Darrian Miller

Profile
- Position: Offensive tackle

Personal information
- Born: April 8, 1993 (age 33) Irvine, California, U.S.
- Listed height: 6 ft 5 in (1.96 m)
- Listed weight: 307 lb (139 kg)

Career information
- High school: Bryan Station (Lexington, Kentucky)
- College: Kentucky
- NFL draft: 2015: undrafted

Career history
- Cleveland Browns (2015);

Career NFL statistics
- Games played: 6
- Games started: 0
- Stats at Pro Football Reference

= Darrian Miller =

American football player (born 1993)

Darrian Miller (born April 8, 1993) is an American former professional football player who was an offensive tackle for the Cleveland Browns of the National Football League (NFL). He played college football for the Kentucky Wildcats. He was signed as an undrafted free agent by the Browns, with whom he spent two seasons, while playing in six games.

==Early life==
Miller was born in Irvine, California, and attended Bryan Station High School in Lexington, Kentucky, where he was named to the second-team all-state team as a junior by the Associated Press. As a senior, he was included on the "Class of the Commonwealth" list of top-22 seniors in the state of Kentucky by the Lexington Herald-Leader. He also was named Second-team All-State by the Louisville Courier-Journal.

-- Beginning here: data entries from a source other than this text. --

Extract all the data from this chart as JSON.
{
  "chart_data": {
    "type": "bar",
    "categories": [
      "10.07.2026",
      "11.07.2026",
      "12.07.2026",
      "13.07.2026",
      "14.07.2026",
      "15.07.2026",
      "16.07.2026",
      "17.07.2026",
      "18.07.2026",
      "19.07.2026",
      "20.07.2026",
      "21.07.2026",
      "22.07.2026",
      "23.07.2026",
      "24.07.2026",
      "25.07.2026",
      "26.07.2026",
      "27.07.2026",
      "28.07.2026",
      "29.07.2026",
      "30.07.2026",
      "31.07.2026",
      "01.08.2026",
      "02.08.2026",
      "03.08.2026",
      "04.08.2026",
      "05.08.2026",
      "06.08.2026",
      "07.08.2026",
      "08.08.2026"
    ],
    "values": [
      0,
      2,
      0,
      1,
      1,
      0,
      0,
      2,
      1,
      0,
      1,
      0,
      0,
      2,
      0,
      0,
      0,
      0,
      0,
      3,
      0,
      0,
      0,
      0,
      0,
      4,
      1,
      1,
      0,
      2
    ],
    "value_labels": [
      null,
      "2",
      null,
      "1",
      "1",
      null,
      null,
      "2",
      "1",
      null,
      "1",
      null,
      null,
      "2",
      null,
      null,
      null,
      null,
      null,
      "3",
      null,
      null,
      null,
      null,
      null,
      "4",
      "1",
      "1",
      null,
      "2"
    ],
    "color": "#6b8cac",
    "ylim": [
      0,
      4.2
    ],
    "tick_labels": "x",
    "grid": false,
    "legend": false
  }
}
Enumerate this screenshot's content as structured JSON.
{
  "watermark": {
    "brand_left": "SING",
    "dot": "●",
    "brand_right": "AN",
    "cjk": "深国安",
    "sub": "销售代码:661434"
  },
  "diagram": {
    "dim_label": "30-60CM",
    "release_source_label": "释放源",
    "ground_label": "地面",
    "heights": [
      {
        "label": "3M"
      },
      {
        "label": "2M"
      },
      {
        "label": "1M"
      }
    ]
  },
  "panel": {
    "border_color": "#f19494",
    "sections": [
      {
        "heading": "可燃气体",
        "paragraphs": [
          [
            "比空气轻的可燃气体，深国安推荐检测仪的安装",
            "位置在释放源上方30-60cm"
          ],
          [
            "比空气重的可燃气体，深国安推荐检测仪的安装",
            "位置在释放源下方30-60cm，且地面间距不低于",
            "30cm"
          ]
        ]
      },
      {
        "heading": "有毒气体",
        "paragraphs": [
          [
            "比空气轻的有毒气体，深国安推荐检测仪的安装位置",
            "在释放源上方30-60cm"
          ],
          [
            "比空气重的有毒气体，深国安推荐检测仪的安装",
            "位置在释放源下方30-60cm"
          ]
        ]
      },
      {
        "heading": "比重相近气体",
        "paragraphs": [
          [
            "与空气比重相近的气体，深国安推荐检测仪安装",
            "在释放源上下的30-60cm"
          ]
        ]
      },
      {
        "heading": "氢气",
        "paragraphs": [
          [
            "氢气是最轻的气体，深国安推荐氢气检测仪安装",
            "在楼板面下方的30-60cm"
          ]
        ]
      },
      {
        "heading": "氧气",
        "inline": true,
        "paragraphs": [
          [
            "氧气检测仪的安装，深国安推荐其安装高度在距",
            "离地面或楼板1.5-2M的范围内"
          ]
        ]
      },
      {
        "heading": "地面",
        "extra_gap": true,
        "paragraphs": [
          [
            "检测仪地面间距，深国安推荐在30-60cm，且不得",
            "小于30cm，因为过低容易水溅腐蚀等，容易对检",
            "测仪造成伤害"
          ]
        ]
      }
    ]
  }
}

He was ranked by Scout.com as one of the nations' top 20 offensive tackles. He was also ranked one of the top 125 players nationally. In his high school career, he played left tackle, left guard and defensive end. He was also a two-year member of the all-city team. He also played in two all-star games, the Kentucky vs. Tennessee Border Bowl and the Kentucky East-West Game.

==College career==
At Kentucky, Miller, a biology major, started his career as a tight end before switching to offensive tackle where he played in 12 games and started against Central Michigan and Louisville. As a sophomore and junior, he started all 12 games each season. Miller as suspended for Kentucky's season opener due to a violation of team rules.

As an offensive tackle he started 35 of his 47 games played at Kentucky.

==Professional career==
After going undrafted in the 2015 NFL draft, Miller signed a 4-year $1.58 million contract with the Cleveland Browns. On September 5, he was waived during final cuts. He was signed to the teams practice squad the next day. On November 10, 2015, Miller was promoted to the Browns active roster. On December 5, he was waived by the Browns. On December 8, he was re-signed by the Browns.

==Personal life==
Miller's the son of Robert and Armida Miller. His sisters are Jacqueline and Andrea Miller.